Workforce Development Program Launched

BY JOE MARVILLI
Staff Writer

Those who are looking for work now have a new resource to assist them in their search.

Asian Americans for Equality’s Queens branch announced the launch of its new Workforce Development Program on Dec. 5 at One Flushing’s Community Economic Development Center. The program will work with unemployed or underemployed people to connect them with openings that match their skill set. It will also offer training in soft skills necessary to go through the application process successfully.

(from left) John Choe, director of One Flushing, Kenneth Cohen, regional director of the NAACP, Asian Americans for Equality executive director Christopher Kui and Peter Gee, AAFE’s director of Housing and Community Services, were on hand for the launch of the Workforce Development Program. Photo by Joe Marvilli

(from left) John Choe, director of One Flushing, Kenneth Cohen, regional director of the NAACP, Asian Americans for Equality executive director Christopher Kui and Peter Gee, AAFE’s director of Housing and Community Services, were on hand for the launch of the Workforce Development Program.
Photo by Joe Marvilli

Funded by the Robin Hood Foundation, the Workforce Development Program is meant to combat the unemployment rate, which is hovering around nine percent. According to John Choe, founding director of One Flushing, the African-American unemployment rate in the neighborhood is in double-digits.

Besides trying to connect individuals with potential jobs, the program will offer training to make sure those applying can put the right foot forward.
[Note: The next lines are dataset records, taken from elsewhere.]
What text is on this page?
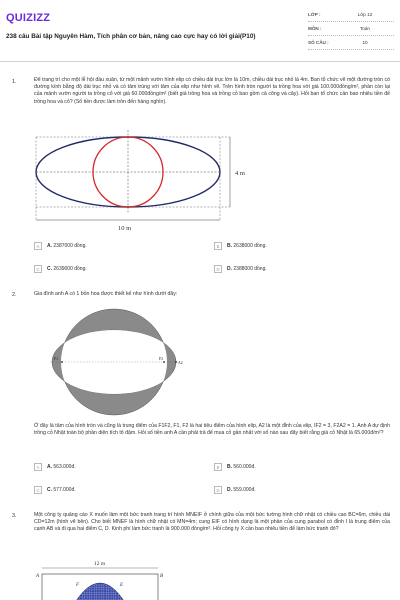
QUIZIZZ
238 câu Bài tập Nguyên Hàm, Tích phân cơ bản, nâng cao cực hay có lời giải(P10)
LỚP :	Lớp 12
MÔN :	Toán
SỐ CÂU :	10
1.	Để trang trí cho một lễ hội đầu xuân, từ một mảnh vườn hình elip có chiều dài trục lớn là 10m, chiều dài trục nhỏ là 4m. Ban tổ chức vẽ một đường tròn có đường kính bằng độ dài trục nhỏ và có tâm trùng với tâm của elip như hình vẽ. Trên hình tròn người ta trồng hoa với giá 100.000đồng/m², phần còn lại của mảnh vườn người ta trồng cỏ với giá 60.000đồng/m² (biết giá trồng hoa và trồng cỏ bao gồm cả công và cây). Hỏi ban tổ chức cần bao nhiêu tiền để trồng hoa và cỏ? (Số tiền được làm tròn đến hàng nghìn).
4 m
10 m
A	A. 2387000 đồng.	B	B. 2638000 đồng.
C	C. 2639000 đồng.	D	D. 2388000 đồng.
2.	Gia đình anh A có 1 bồn hoa được thiết kế như hình dưới đây:
F1	F2
A2
Ở đây là tâm của hình tròn và cũng là trung điểm của F1F2, F1, F2 là hai tiêu điểm của hình elip, A2 là một đỉnh của elip, IF2 = 3, F2A2 = 1. Anh A dự định trồng cỏ Nhật toàn bộ phần diện tích tô đậm. Hỏi số tiền anh A cần phải trả để mua cỏ gần nhất với số nào sau đây biết rằng giá cỏ Nhật là 65.000đ/m²?
A	A. 563.000đ.	B	B. 560.000đ.
C	C. 577.000đ.	D	D. 559.000đ.
3.	Một công ty quảng cáo X muốn làm một bức tranh trang trí hình MNEIF ở chính giữa của một bức tường hình chữ nhật có chiều cao BC=6m, chiều dài CD=12m (hình vẽ bên). Cho biết MNEF là hình chữ nhật có MN=4m; cung EIF có hình dạng là một phần của cung parabol có đỉnh I là trung điểm của cạnh AB và đi qua hai điểm C, D. Kinh phí làm bức tranh là 900.000 đồng/m². Hỏi công ty X cần bao nhiêu tiền để làm bức tranh đó?
12 m
A	B
F	E
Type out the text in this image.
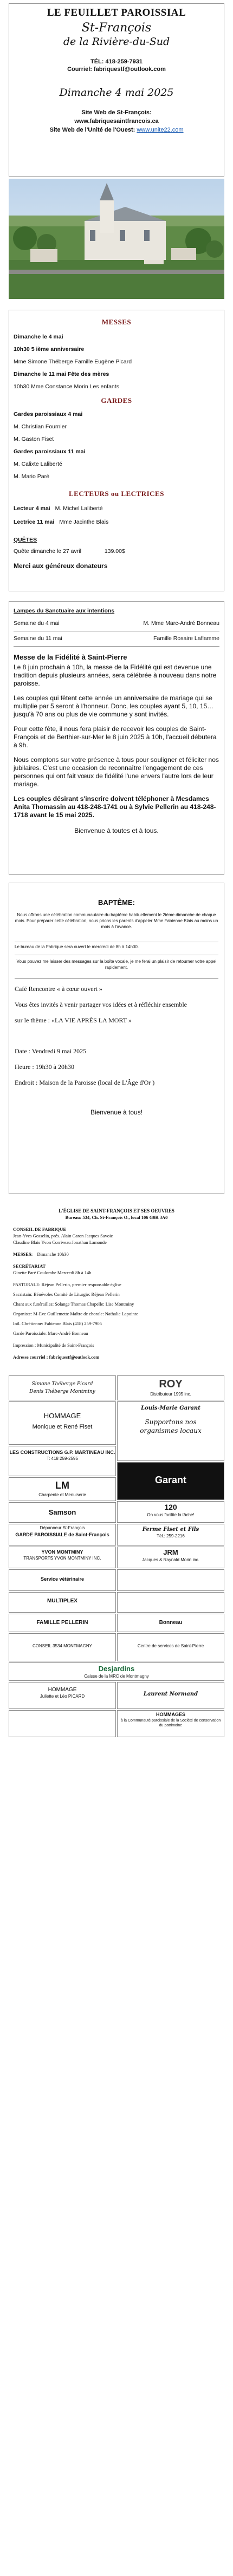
LE FEUILLET PAROISSIAL
St-François
de la Rivière-du-Sud
TÉL: 418-259-7931
Courriel: fabriquestf@outlook.com
Dimanche 4 mai 2025
Site Web de St-François:
www.fabriquesaintfrancois.ca
Site Web de l'Unité de l'Ouest: www.unite22.com
MESSES
Dimanche le 4 mai
10h30 5 ième anniversaire
Mme Simone Théberge Famille Eugène Picard
Dimanche le 11 mai Fête des mères
10h30 Mme Constance Morin Les enfants
GARDES
Gardes paroissiaux 4 mai
M. Christian Fournier
M. Gaston Fiset
Gardes paroissiaux 11 mai
M. Calixte Laliberté
M. Mario Paré
LECTEURS ou LECTRICES
Lecteur 4 mai M. Michel Laliberté
Lectrice 11 mai Mme Jacinthe Blais
QUÊTES
Quête dimanche le 27 avril	139.00$
Merci aux généreux donateurs
Lampes du Sanctuaire aux intentions
Semaine du 4 mai	M. Mme Marc-André Bonneau
Semaine du 11 mai	Famille Rosaire Laflamme
Messe de la Fidélité à Saint-Pierre

Le 8 juin prochain à 10h, la messe de la Fidélité qui est devenue une tradition depuis plusieurs années, sera célébrée à nouveau dans notre paroisse.

Les couples qui fêtent cette année un anniversaire de mariage qui se multiplie par 5 seront à l'honneur. Donc, les couples ayant 5, 10, 15… jusqu'à 70 ans ou plus de vie commune y sont invités.

Pour cette fête, il nous fera plaisir de recevoir les couples de Saint-François et de Berthier-sur-Mer le 8 juin 2025 à 10h, l'accueil débutera à 9h.

Nous comptons sur votre présence à tous pour souligner et féliciter nos jubilaires. C'est une occasion de reconnaître l'engagement de ces personnes qui ont fait vœux de fidélité l'une envers l'autre lors de leur mariage.

Les couples désirant s'inscrire doivent téléphoner à Mesdames Anita Thomassin au 418-248-1741 ou à Sylvie Pellerin au 418-248-1718 avant le 15 mai 2025.

Bienvenue à toutes et à tous.

BAPTÊME:

Nous offrons une célébration communautaire du baptême habituellement le 2ième dimanche de chaque mois. Pour préparer cette célébration, nous prions les parents d'appeler Mme Fabienne Blais au moins un mois à l'avance.

Le bureau de la Fabrique sera ouvert le mercredi de 8h à 14h00.

Vous pouvez me laisser des messages sur la boîte vocale, je me ferai un plaisir de retourner votre appel rapidement.

Café Rencontre « à cœur ouvert »

Vous êtes invités à venir partager vos idées et à réfléchir ensemble

sur le thème : «LA VIE APRÈS LA MORT »

Date : Vendredi 9 mai 2025

Heure : 19h30 à 20h30

Endroit : Maison de la Paroisse (local de L'Âge d'Or )

Bienvenue à tous!

L'ÉGLISE DE SAINT-FRANÇOIS ET SES OEUVRES
Bureau: 534, Ch. St-François O., local 106 G0R 3A0
CONSEIL DE FABRIQUE
Jean-Yves Gosselin, prés. Alain Caron Jacques Savoie
Claudine Blais Yvon Corriveau Jonathan Lamonde
MESSES: Dimanche 10h30
SECRÉTARIAT
Ginette Paré Coulombe Mercredi 8h à 14h
PASTORALE: Réjean Pellerin, premier responsable église
Sacristain: Bénévoles Comité de Liturgie: Réjean Pellerin
Chant aux funérailles: Solange Thomas Chapelle: Lise Montminy
Organiste: M-Eve Guillemette Maître de chorale: Nathalie Lapointe
Intl. Chrétienne: Fabienne Blais (418) 259-7905
Garde Paroissiale: Marc-André Bonneau
Impression : Municipalité de Saint-François
Adresse courriel : fabriquestf@outlook.com
Simone Théberge Picard
Denis Théberge Montminy
ROY
Distributeur 1995 inc.
HOMMAGE
Monique et René Fiset
Louis-Marie Garant
Supportons nos organismes locaux
LES CONSTRUCTIONS G.P. MARTINEAU INC.
T: 418 259-2595
Garant
LM
Charpente et Menuiserie
Samson
120
On vous facilite la tâche!
Dépanneur St-François
GARDE PAROISSIALE de Saint-François
Ferme Fiset et Fils
Tél.: 259-2216
YVON MONTMINY
TRANSPORTS YVON MONTMINY INC.
JRM
Jacques & Raynald Morin inc.
Service vétérinaire

MULTIPLEX

FAMILLE PELLERIN	Bonneau
CONSEIL 3534 MONTMAGNY	Centre de services de Saint-Pierre
Desjardins
Caisse de la MRC de Montmagny
HOMMAGE
Juliette et Léo PICARD	Laurent Normand

HOMMAGES
à la Communauté paroissiale de la Société de conservation du patrimoine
Resume, cover letter and interview assistance will be made available for those who need it.

“The program that we are launching will not only help people who are unemployed or underemployed, but then also we are looking to help people who might be in a position already, that they might want to advance or increase their earnings,” Christopher Kui, executive director of AAFE, said. “We feel the opportunity has to be there.”
After the program finds a candidate a job, AAFE will continue to follow that individual for one year to make sure they are adjusting and fitting in with the position.

AAFE has played a role in Flushing’s employment rate through its job fair, which was attended by more than 400 people, according to Choe.

“We’re going to provide training and support services. We’re not just going to let them go. We’re going to follow up and make sure they get the job they want,” he said. “We’re not only helping local residents find a job they need, but also support the small businesses. A lot of small businesses don’t have HR departments. They don’t have time to interview and vet workers.”

Several elected officials or their representatives were on hand to compliment and promote the new employment resource
.
“If you ask people on the street throughout the country what the most important issue is, they will say the economy and jobs,” State Sen. Toby Stavisky (D-Flushing) said. “People who have jobs are going to be paying their taxes and the economy will improve. Secondly, crime will go down. I think this is an important initiative.”

U.S. Rep. Grace Meng’s (D-Flushing) representative, Don Capalbi, said the program will make sure that Flushing’s job-seekers are keeping up with the neighborhood’s growth.

“We’re fortunate to live in a very dynamic community here, a growing environment. It’s so absolutely necessary that efforts like this concur in line with this growth,” he said. “Without it, a lot of people will be missing that train.”

Assemblywoman Nily Rozic’s (D-Hillcrest) chief of staff, David Ng, added that the program is a vital source to connect owners and employees.

“It serves a bridge between those seeking employment and employers,” he said. “It’s very important that we have programs to help people cross that bridge.”